Folha de S. Paulo


Desigualdade, desaba uma lenda

Aleluia, enfim pesquisadores dedicaram-se a estudar, seriamente, a desigualdade de renda no Brasil, com base em dados do Imposto de Renda, e chegaram a uma conclusão que, para mim, é óbvia faz um punhado de anos: a queda da desigualdade no Brasil, tão trombeteada por alguns acadêmicos e pelo governismo, não passa de mito.

Marcelo Medeiros, Pedro Ferreira de Souza e Fábio Avila de Castro, todos da UnB (Universidade de Brasília) e, os dois primeiros, também do Ipea (Instituto de Pesquisas Econômicas Aplicadas), desconfiaram, como todos os pesquisadores sérios deveriam fazer, dos dados coletados pela Pnad (Pesquisa Nacional por Amostragem Domiciliar), o único instrumento em que se apoiava a lenda da queda da desigualdade.

Não é instrumento idôneo: os pesquisadores perguntam a renda da família. Quem vive só de trabalho ou de outro rendimento fixo diz o que ganha. Quem, além do salário ou de rendimento fixo, recebe proventos advindos de aplicações financeiras omite essa parte da renda. Ou por mero esquecimento, portanto de boa-fé, ou por medo (do fisco, de sequestro, do que seja).

Como aumentou a renda dos mais pobres, a partir dos diferentes tipos de bolsas, a pesquisa registra diminuição da desigualdade, mas somente por uma falsa declaração dos mais ricos.

Vejamos o que dizia Marcelo Neri, hoje ministro de Assuntos Estratégicos e o mais renitente trombeteador da lenda, à Folha no dia 10 de agosto de 2008: "As pesquisas não captam bem a renda dos ricos e do capital em geral. Por isso não acredito em estimativas de ricos no Brasil a partir de pesquisas domiciliares".

Muito bem: os pesquisadores da UnB/Ipea partiram da mesma desconfiança, mas, ao contrário de Neri, fuçaram nos dados do IR. Conclusão, informa a repórter Renata Agostini, desta Folha: "É provável que a queda da desigualdade nesse período, identificada nas pesquisas domiciliares, não tenha ocorrido ou tenha sido muito inferior ao que é comumente medido. As pesquisas domiciliares, tudo indica, identificam melhoras na base da distribuição, mas a desigualdade total depende também do que ocorre no topo, escrevem".

De fato, a pesquisa do trio mostra que os 5% mais ricos passaram de deter cerca de 40% da renda total do país em 2006 a abocanhar 44% em 2012.

Guardadas as proporções, o 1% mais rico e o 0,1% super-rico também ficaram com uma fatia ainda maior da já obscena cota que detinham em 2006.

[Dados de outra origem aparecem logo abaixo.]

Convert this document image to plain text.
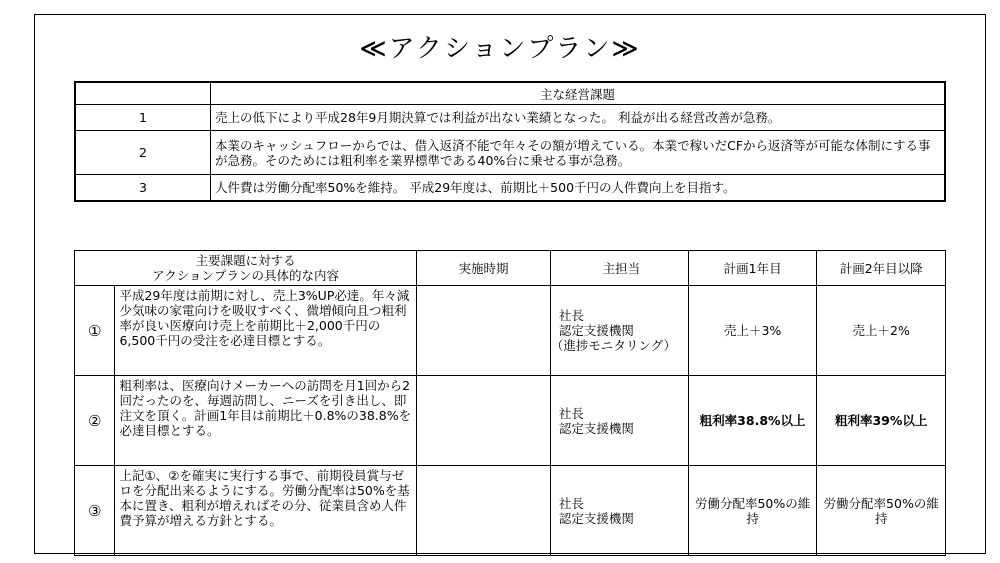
≪アクションプラン≫
	主な経営課題
1	売上の低下により平成28年9月期決算では利益が出ない業績となった。 利益が出る経営改善が急務。
2	本業のキャッシュフローからでは、借入返済不能で年々その額が増えている。本業で稼いだCFから返済等が可能な体制にする事が急務。そのためには粗利率を業界標準である40%台に乗せる事が急務。
3	人件費は労働分配率50%を維持。 平成29年度は、前期比＋500千円の人件費向上を目指す。
主要課題に対する
アクションプランの具体的な内容		実施時期	主担当	計画1年目	計画2年目以降
①	平成29年度は前期に対し、売上3%UP必達。年々減少気味の家電向けを吸収すべく、微増傾向且つ粗利率が良い医療向け売上を前期比＋2,000千円の6,500千円の受注を必達目標とする。		社長
認定支援機関
（進捗モニタリング）	売上＋3%	売上＋2%
②	粗利率は、医療向けメーカーへの訪問を月1回から2回だったのを、毎週訪問し、ニーズを引き出し、即注文を頂く。計画1年目は前期比＋0.8%の38.8%を必達目標とする。		社長
認定支援機関	粗利率38.8%以上	粗利率39%以上
③	上記①、②を確実に実行する事で、前期役員賞与ゼロを分配出来るようにする。労働分配率は50%を基本に置き、粗利が増えればその分、従業員含め人件費予算が増える方針とする。		社長
認定支援機関	労働分配率50%の維持	労働分配率50%の維持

Já a Pnad, a base para o mito da queda da desigualdade, informava que a fatia que cabia ao grupo dos 5% mais ricos vinha caindo desde 2006 e fechara 2012 em 35% –abaixo, portanto, dos 44% indicados pelo estudo agora divulgado.

A concentração de renda –uma chaga aberta na pele do Brasil– pode ser ainda mais profunda, posto que apenas cerca de 13% dos brasileiros são obrigados a declarar o Imposto de Renda e não é possível contabilizar a renda das pessoas jurídicas.

Agora é esperar que os distraídos, jornalistas inclusive, parem de falar sempre que a desigualdade diminuiu no Brasil. Já não seria lenda, mas fraude.